A rigorous foundation for pattern based design models

This paper presents a way to describe design patterns rigorously based on role concepts. Rigorous pattern descriptions are a key aspect for patterns to be used as rules for model evolution in the MDA context, for example. We formalize the role concepts commonly used in defining design patterns as a role metamodel using Object-Z. Given this role metamodel, individual design patterns are specified generically as a formal pattern role model using Object-Z. We also formalize the properties that must be captured in a class model when a design pattern is deployed. These properties are defined generically in terms of role bindings from a pattern role model to a class model. Our work provides a precise but abstract approach for pattern definition and also provides a precise basis for checking the validity of pattern usage in designs.
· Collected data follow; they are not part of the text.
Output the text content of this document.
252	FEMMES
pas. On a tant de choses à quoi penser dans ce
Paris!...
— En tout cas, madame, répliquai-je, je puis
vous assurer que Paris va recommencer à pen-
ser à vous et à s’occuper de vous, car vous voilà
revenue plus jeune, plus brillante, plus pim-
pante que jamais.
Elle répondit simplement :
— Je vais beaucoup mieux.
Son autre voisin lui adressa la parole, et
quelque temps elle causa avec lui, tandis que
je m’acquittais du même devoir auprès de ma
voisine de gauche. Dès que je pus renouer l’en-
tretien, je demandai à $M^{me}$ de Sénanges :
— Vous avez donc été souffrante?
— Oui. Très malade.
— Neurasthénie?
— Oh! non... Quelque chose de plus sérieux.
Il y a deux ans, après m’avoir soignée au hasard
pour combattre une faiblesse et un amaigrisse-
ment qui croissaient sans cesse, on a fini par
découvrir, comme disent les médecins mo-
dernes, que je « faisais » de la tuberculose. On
A graphical specification of model transformations with triple graph grammars

Models and model transformations are the core concepts of OMG's MDA (TM) approach. Within this approach, most models are derived from the MOF and have a graph-based nature. In contrast, most of the current model transformations are specified textually. To enable a graphical specification of model transformation rules, this paper proposes to use triple graph grammars as declarative specification formalism. These triple graph grammars can be specified within the FUJABA tool and we argue that these rules can be more easily specified and they become more understandable and maintainable. To show the practicability of our approach, we present how to generate Tefkat rules from triple graph grammar rules, which helps to integrate triple graph grammars with a state of a art model transformation tool and shows the expressiveness of the concept.

A patttern based model evolution approach

In this paper, we present a framework for pattern-based model evolution approaches in the MDA context. In the framework, users define patterns using a pattern modeling language that is designed to describe software design patterns, and they can use the patterns as rules to evolve their model. In the framework, design model evolution takes place via two steps. The first step is a binding process of selecting a pattern and defining where and how to apply the pattern in the model. The second step is an automatic model transformation that actually evolves the model according to the binding information and the pattern rule. The pattern modeling language is defined in terms of a MOF-based role metamodel, and implemented using an existing modeling framework, EMF, and incorporated as a plugin to the Eclipse modeling environment. The model evolution process is also implemented as an Eclipse plugin. With these two plugins, we provide an integrated framework where defining and validating patterns, and model evolution based on patterns can take place in a single modeling environment.